Une machine qu’Hervé Morin rêve de reconstruire et dont Jean-Louis Borloo aurait bien besoin pour lancer sa campagne. Mais qui ne reviendra pas. Morin et Borloo veulent la conserver à droite, alliée à l’UMP ; Bayrou ne la veut ni à droite ni à gauche, ou plutôt et à droite et à gauche, garante d’un gouvernement d’union nationale, à l’heure des grands périls que fait peser la dette. Villepin n’est pas loin de cette ligne. Mais ce rêve centriste est justement notre cauchemar depuis au moins deux décennies.
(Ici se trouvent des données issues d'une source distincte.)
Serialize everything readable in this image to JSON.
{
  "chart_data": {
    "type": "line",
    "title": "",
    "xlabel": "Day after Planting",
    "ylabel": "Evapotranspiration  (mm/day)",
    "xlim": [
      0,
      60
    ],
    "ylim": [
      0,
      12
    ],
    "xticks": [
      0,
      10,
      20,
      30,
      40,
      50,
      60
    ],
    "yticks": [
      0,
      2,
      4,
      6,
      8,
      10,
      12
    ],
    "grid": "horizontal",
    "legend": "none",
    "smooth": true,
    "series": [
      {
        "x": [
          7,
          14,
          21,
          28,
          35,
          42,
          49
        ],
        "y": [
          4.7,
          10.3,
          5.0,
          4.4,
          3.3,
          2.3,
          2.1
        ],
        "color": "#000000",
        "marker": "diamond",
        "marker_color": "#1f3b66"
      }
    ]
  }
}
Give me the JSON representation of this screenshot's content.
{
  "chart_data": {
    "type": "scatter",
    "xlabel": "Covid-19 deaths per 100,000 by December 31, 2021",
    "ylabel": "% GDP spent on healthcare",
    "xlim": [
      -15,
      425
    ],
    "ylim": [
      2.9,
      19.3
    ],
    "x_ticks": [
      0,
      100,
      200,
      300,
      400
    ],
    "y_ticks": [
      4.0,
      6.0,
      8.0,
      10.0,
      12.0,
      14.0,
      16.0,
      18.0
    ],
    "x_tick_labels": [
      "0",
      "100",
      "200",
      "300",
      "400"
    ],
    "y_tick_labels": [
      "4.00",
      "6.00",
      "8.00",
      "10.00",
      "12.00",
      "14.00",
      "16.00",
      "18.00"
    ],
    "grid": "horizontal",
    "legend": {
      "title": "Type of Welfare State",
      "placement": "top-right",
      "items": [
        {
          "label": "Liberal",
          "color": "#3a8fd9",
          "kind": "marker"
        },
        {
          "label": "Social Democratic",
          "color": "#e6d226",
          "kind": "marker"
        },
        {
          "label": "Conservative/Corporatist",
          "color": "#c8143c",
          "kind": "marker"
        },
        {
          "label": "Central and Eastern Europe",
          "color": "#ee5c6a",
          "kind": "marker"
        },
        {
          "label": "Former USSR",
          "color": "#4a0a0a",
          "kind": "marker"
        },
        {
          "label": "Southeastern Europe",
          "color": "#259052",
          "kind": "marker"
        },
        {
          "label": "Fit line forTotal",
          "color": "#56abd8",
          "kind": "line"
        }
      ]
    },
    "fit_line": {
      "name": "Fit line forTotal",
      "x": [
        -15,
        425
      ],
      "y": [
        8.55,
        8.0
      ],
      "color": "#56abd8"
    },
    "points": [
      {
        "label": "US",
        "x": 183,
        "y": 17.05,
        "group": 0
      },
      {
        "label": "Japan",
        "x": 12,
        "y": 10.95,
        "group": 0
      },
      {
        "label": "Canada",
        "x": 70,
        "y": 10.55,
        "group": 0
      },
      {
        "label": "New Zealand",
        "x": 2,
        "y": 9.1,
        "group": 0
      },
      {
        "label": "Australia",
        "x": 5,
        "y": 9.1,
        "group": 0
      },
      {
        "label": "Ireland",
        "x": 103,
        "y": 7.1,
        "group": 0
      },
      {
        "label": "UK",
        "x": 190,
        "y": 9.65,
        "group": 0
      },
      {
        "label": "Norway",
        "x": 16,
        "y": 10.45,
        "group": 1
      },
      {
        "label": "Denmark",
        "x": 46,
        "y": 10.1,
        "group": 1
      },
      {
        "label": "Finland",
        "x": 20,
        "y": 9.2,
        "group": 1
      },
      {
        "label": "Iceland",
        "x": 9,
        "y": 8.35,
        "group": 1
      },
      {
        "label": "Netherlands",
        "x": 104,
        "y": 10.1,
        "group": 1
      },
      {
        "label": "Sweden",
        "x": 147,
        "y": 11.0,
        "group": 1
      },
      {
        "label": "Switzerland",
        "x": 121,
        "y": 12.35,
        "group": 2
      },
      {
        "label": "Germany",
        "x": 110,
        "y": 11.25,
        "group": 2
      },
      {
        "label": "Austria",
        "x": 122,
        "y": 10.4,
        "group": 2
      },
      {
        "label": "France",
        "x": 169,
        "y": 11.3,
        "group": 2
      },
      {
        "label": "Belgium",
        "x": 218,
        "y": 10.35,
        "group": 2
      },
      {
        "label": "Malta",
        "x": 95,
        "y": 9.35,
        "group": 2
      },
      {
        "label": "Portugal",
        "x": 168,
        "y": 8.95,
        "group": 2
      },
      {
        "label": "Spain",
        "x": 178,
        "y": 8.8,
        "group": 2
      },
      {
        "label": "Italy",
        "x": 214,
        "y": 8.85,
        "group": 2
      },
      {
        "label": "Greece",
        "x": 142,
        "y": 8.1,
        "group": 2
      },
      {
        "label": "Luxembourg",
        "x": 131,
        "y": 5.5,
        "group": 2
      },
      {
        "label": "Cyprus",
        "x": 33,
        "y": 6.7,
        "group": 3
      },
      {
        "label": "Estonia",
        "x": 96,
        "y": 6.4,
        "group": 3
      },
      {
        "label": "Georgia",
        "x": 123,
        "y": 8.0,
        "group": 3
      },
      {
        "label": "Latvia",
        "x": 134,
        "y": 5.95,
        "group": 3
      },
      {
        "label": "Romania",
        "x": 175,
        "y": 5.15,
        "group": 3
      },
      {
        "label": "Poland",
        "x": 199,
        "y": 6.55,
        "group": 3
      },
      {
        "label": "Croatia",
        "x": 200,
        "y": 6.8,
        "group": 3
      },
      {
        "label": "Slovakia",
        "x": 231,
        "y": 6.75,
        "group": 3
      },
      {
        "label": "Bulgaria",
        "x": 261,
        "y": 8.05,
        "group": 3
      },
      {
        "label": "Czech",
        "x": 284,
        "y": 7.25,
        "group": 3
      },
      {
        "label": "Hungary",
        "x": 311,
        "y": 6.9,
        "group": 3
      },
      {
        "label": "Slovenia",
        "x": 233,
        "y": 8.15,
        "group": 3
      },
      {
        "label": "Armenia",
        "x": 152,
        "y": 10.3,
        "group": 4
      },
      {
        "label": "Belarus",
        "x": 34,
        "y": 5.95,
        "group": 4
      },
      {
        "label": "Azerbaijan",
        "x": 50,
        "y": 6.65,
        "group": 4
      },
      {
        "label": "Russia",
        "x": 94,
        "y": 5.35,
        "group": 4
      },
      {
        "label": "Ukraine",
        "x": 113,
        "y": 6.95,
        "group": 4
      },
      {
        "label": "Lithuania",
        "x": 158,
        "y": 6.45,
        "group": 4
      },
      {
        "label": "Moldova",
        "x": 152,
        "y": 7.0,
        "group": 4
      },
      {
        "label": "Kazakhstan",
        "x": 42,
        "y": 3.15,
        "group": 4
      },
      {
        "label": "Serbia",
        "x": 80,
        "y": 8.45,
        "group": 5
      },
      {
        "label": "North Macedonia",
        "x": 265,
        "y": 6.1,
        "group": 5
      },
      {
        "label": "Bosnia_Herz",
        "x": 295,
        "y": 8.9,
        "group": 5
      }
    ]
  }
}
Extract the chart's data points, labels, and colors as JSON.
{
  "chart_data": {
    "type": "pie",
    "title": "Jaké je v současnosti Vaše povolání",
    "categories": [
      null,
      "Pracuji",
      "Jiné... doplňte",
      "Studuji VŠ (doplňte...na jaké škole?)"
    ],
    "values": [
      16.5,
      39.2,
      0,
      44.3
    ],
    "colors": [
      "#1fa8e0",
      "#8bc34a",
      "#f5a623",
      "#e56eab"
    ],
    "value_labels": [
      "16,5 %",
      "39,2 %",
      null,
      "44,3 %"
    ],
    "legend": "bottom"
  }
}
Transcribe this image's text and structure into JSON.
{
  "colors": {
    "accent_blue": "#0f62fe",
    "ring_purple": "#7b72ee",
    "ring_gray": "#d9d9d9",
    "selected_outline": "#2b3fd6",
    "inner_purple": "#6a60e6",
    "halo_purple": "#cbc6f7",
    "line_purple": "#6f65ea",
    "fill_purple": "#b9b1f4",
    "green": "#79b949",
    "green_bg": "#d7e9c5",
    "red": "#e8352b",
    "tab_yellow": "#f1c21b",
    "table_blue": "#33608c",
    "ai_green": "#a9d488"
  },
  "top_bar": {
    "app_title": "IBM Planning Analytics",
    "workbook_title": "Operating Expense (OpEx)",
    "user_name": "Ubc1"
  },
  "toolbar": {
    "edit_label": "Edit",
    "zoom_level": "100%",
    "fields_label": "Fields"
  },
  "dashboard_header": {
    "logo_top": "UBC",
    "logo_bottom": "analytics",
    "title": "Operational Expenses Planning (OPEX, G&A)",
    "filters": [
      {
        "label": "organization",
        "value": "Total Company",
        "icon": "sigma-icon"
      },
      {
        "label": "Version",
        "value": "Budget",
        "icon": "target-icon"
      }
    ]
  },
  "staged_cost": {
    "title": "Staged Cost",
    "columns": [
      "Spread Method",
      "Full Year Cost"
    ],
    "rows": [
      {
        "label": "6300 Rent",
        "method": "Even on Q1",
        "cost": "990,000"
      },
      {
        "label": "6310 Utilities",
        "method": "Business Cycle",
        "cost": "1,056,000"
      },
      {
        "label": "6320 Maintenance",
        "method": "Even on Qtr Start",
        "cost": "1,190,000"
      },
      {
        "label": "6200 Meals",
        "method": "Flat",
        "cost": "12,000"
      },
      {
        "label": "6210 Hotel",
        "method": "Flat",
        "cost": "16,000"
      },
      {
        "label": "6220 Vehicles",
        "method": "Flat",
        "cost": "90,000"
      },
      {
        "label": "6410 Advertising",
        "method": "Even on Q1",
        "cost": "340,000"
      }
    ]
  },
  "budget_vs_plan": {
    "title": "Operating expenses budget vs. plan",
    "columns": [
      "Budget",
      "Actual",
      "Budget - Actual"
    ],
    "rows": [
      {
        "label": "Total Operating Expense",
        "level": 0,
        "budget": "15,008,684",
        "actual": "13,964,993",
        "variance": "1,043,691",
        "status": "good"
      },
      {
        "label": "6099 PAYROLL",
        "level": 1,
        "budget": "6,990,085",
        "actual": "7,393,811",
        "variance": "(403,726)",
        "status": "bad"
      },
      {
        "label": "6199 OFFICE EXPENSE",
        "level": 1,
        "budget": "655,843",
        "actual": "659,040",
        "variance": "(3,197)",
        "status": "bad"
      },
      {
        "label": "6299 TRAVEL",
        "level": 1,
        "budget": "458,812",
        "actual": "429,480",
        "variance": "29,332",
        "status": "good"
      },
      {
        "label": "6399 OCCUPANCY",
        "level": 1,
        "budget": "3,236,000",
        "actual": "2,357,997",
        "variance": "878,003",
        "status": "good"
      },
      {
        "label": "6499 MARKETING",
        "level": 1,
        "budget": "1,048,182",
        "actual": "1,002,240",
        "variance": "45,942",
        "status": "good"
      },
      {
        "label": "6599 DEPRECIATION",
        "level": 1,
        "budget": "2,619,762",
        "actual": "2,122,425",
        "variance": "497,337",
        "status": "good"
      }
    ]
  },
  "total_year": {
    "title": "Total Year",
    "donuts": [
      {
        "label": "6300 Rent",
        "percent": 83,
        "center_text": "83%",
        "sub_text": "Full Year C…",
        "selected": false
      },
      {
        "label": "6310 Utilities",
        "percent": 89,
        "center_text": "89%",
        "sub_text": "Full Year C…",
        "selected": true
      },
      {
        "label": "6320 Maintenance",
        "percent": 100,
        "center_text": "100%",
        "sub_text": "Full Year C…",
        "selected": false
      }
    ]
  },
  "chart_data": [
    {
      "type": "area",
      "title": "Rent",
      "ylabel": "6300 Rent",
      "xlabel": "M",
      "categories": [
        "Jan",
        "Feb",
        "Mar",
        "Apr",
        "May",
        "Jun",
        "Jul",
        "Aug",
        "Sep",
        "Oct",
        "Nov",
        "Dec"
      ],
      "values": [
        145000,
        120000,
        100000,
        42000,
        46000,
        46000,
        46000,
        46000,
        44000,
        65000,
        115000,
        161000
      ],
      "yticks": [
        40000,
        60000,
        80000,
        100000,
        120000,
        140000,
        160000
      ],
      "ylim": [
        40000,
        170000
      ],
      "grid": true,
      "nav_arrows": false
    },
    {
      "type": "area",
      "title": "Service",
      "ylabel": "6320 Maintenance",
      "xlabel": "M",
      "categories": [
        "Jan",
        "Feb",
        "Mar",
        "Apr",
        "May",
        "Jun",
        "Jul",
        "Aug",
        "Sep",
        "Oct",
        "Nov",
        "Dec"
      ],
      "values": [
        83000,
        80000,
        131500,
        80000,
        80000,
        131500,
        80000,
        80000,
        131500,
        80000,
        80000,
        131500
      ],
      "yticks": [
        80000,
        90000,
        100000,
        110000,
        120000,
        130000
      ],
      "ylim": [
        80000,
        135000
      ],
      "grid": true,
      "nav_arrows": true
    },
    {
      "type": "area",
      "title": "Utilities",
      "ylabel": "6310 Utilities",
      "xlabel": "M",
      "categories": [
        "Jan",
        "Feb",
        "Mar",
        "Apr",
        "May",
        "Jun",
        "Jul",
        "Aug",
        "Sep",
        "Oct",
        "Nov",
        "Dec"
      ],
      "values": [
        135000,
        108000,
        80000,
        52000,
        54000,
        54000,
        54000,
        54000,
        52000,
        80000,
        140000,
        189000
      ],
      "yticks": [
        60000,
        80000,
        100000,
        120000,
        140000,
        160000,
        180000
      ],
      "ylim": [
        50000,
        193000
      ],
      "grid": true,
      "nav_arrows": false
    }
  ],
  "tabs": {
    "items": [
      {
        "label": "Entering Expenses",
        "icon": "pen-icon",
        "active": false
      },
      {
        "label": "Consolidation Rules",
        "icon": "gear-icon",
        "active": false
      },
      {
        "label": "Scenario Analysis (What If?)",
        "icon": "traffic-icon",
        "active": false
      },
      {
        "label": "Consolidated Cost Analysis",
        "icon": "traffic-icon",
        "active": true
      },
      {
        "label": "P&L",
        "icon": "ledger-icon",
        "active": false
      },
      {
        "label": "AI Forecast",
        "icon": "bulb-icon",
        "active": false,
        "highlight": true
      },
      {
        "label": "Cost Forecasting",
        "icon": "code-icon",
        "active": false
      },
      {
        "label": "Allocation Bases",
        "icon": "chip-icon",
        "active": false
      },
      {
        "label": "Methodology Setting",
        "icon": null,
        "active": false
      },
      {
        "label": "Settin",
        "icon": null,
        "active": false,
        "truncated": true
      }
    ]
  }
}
Dans la bataille idéologique qui a opposé naguère RPR et UDF, c’est cette dernière qui a gagné. L’UMP s’est unifiée sur un créneau centriste, européen, décentralisateur et social. De même, à gauche, depuis le virage de 1983, c’est la deuxième gauche rocardienne, issue des chrétiens de gauche de Jacques Delors, qui a imposé sa marque sur la politique suivie par François Mitterrand. À droite comme à gauche, les vaincus, gaullo-chiraquiens d’un côté, mitterrandiens de l’autre, ont conservé pour eux les postes de pouvoir, mais pour mieux appliquer la politique de leurs rivaux. Pour ce faire, ils ont renié leurs convictions et perdu beaucoup de leurs électeurs. La droite gaulliste a abandonné la nation, les socialistes, le peuple.
C’est l’Europe telle que l’ont voulue les centristes qui déraille aujourd’hui. Ils ont toujours été des militants du libre-échange, contre tous ceux qu’ils accusaient de nationalisme. C’est un centriste, Bernard Stasi, qui parlait de l’« immigration, une chance pour la France ». C’est le poids énorme des collectivités locales – ils ont tant plaidé pour les territoires – qui pèse aujourd’hui si lourd sur nos dépenses publiques. C’est un centriste, Pierre Méhaignerie, qui a le premier inventé le RMI ; c’est un autre centriste, Gilles de Robien, qui a le premier introduit les 35 heures. L’émergence à l’UMP de la Droite populaire, et à gauche, de Jean-Luc Mélenchon, ou d’Arnaud Montebourg et sa fameuse démondialisation, sont des révoltes encore bien timides contre la domination sans partage des idées centristes sur la vie politique française.
Les centristes sont bien, depuis vingt ans, les rois de l’époque. Mais ils ne le savent pas. Ils ne le voient pas. Ils jugent qu’ils n’en profitent pas assez. Surtout, ils ne veulent pas que cela se sache. On les comprend.